Eu constantemente cultivava minhas necessidades e as via perecer, morrer ali no meu plano de ideias já que na fisicalidade do meu ser eu não conseguia achar um viés de tradução para tudo aquilo que habitava minha mente. Quantas não foram as vezes que escrevi sobre como queria que minhas obras fossem, descrevê-las parecia um ato bem próximo ao de torna-las viáveis, talvez por deixa-las ali, no mundo real mesmo que não materializadas ou talvez por saber que aquela ideia não poderia ser falha enquanto pensamento. Eu tenho uma coleção de obras descritas.
Na minha exposição imaginária de obras que eu gostaria de ter feito eu não me encontro decepcionada com o fazer, apenas com o não fazer e isso facilmente pode ser justificável pela inércia, não é a mesma sensação de fracasso que se encontra em tentativas e erro.

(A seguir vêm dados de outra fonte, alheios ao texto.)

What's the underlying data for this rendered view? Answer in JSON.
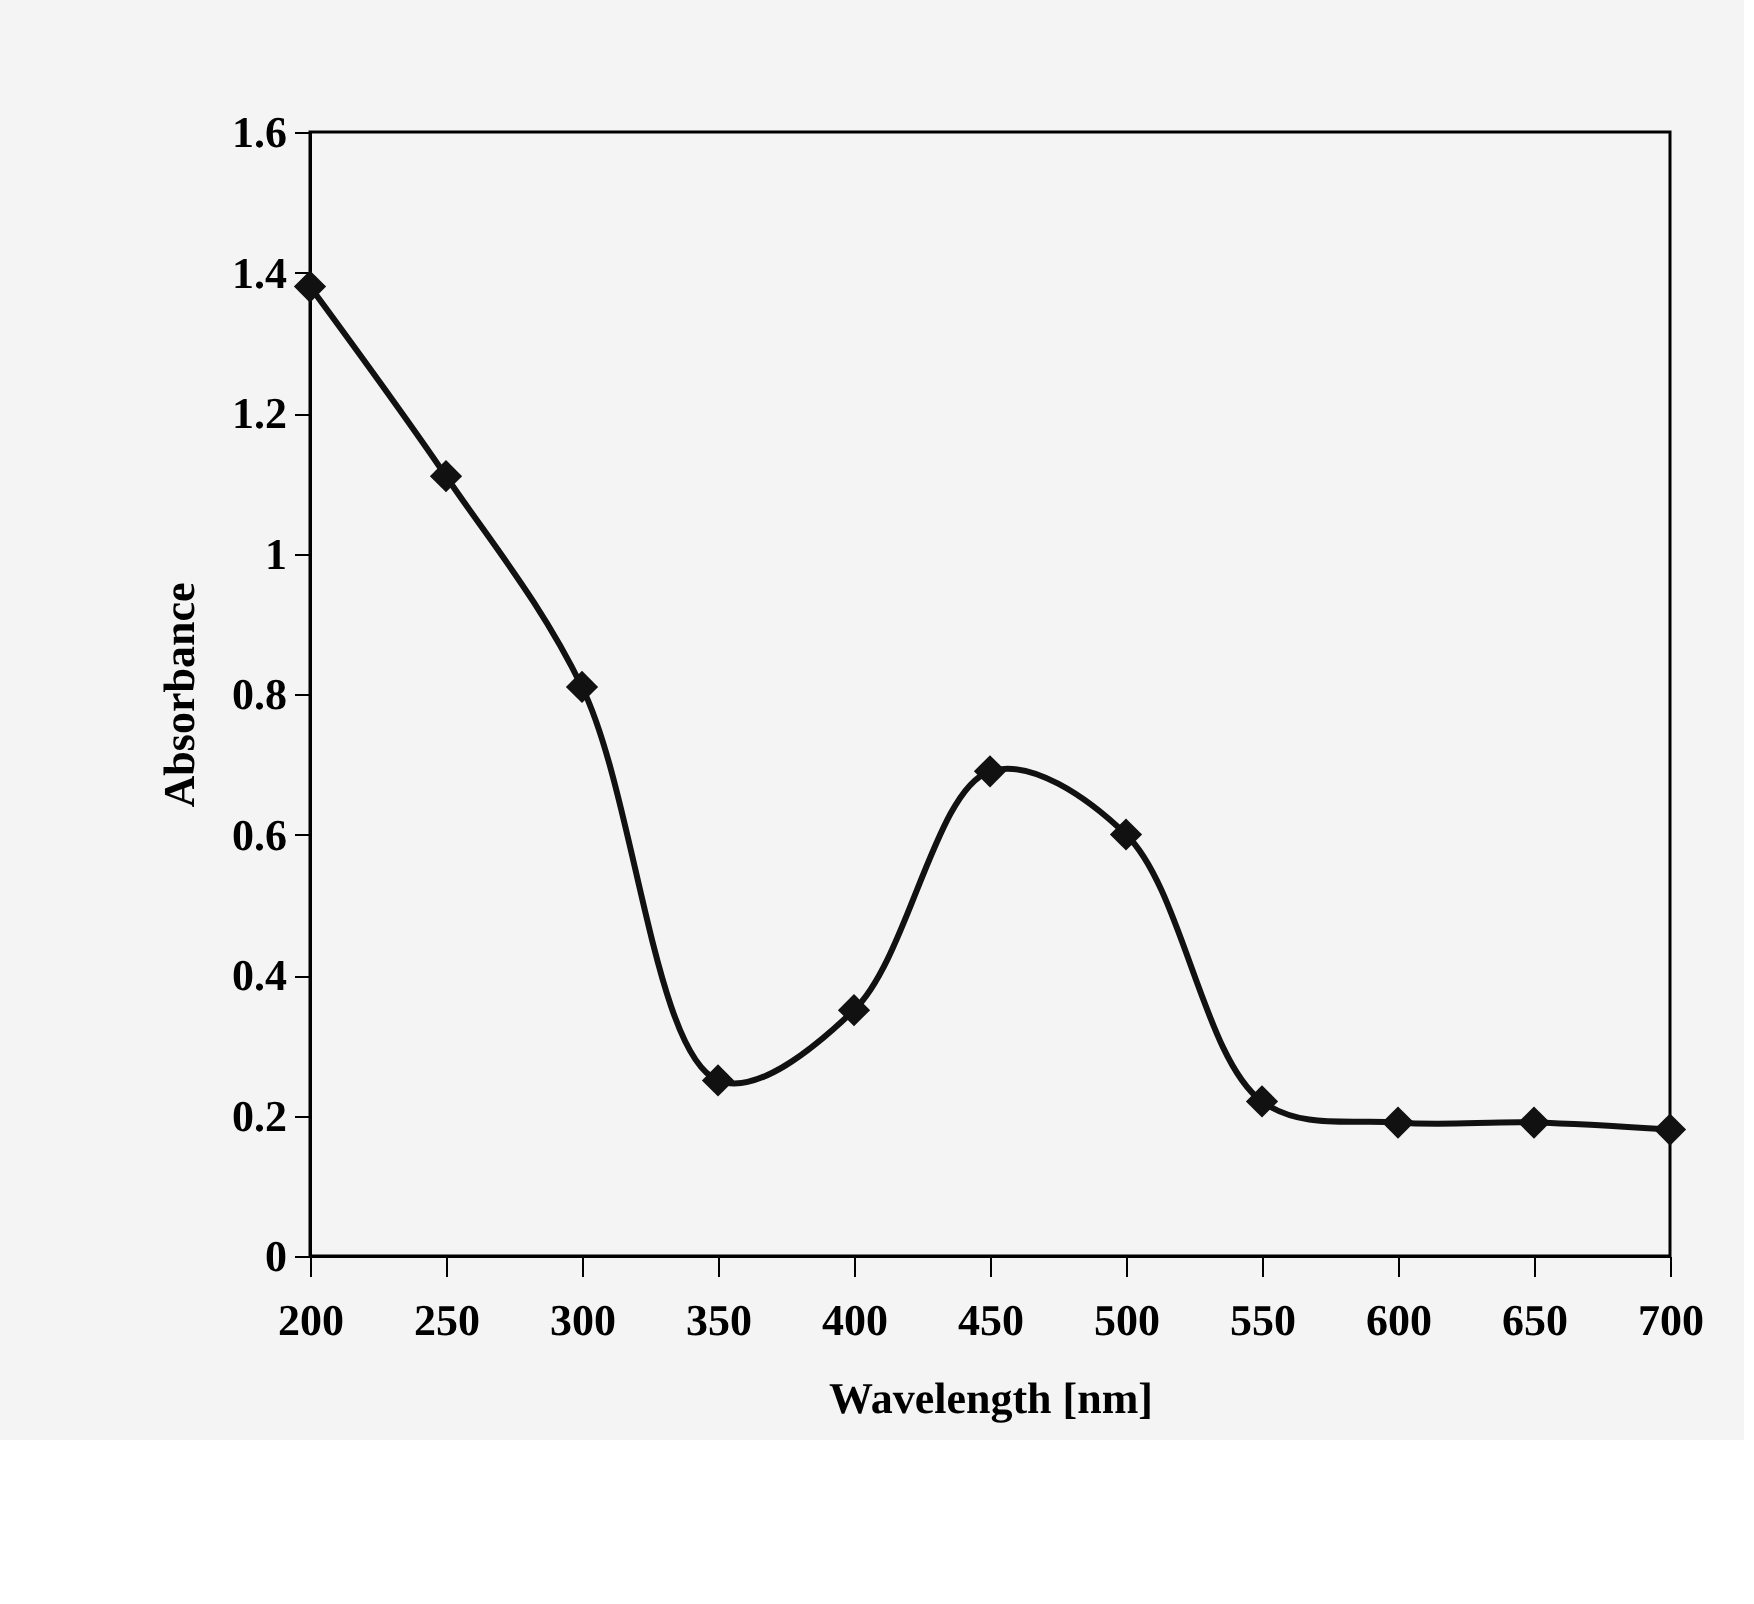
{
  "chart_data": {
    "type": "line",
    "xlabel": "Wavelength [nm]",
    "ylabel": "Absorbance",
    "x": [
      200,
      250,
      300,
      350,
      400,
      450,
      500,
      550,
      600,
      650,
      700
    ],
    "series": [
      {
        "color": "#111111",
        "values": [
          1.38,
          1.11,
          0.81,
          0.25,
          0.35,
          0.69,
          0.6,
          0.22,
          0.19,
          0.19,
          0.18
        ]
      }
    ],
    "xlim": [
      200,
      700
    ],
    "xticks": [
      200,
      250,
      300,
      350,
      400,
      450,
      500,
      550,
      600,
      650,
      700
    ],
    "ylim": [
      0,
      1.6
    ],
    "yticks": [
      0,
      0.2,
      0.4,
      0.6,
      0.8,
      1,
      1.2,
      1.4,
      1.6
    ],
    "marker": "diamond",
    "line_style": "solid",
    "grid": false,
    "legend": false
  }
}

Retomando aquela velha história de aulas de artes durante a infância, eu me permiti fazer uma série de tentativas antes de decidir que nada mais me agradava, ou que eu era (e ainda sou) critica demais, como minha mãe insistia em dizer. Esse constante afastamento técnico me fazia frustrada, mas não me distanciava da ideia que era poder entender o que acontecia ali, e foi assim que me coloquei nessa posição.
Entender não é seguido de criticar e criticar não carrega por si só a negatividade embutida na palavra, essa construção é uma cortesia social. Entender não vem também de analisar, já que análise precede um pensamento carregado de julgamento, o entendimento por si só vem alimentar a fonte de conhecimento, e permite uma série de conversas antes não imaginadas.
Sem poder então movimentar de forma sutil a realidade física ao favor das minhas ideias me resta absorver as ideias que posso retirar dessa existência e com as outras quais me relaciono.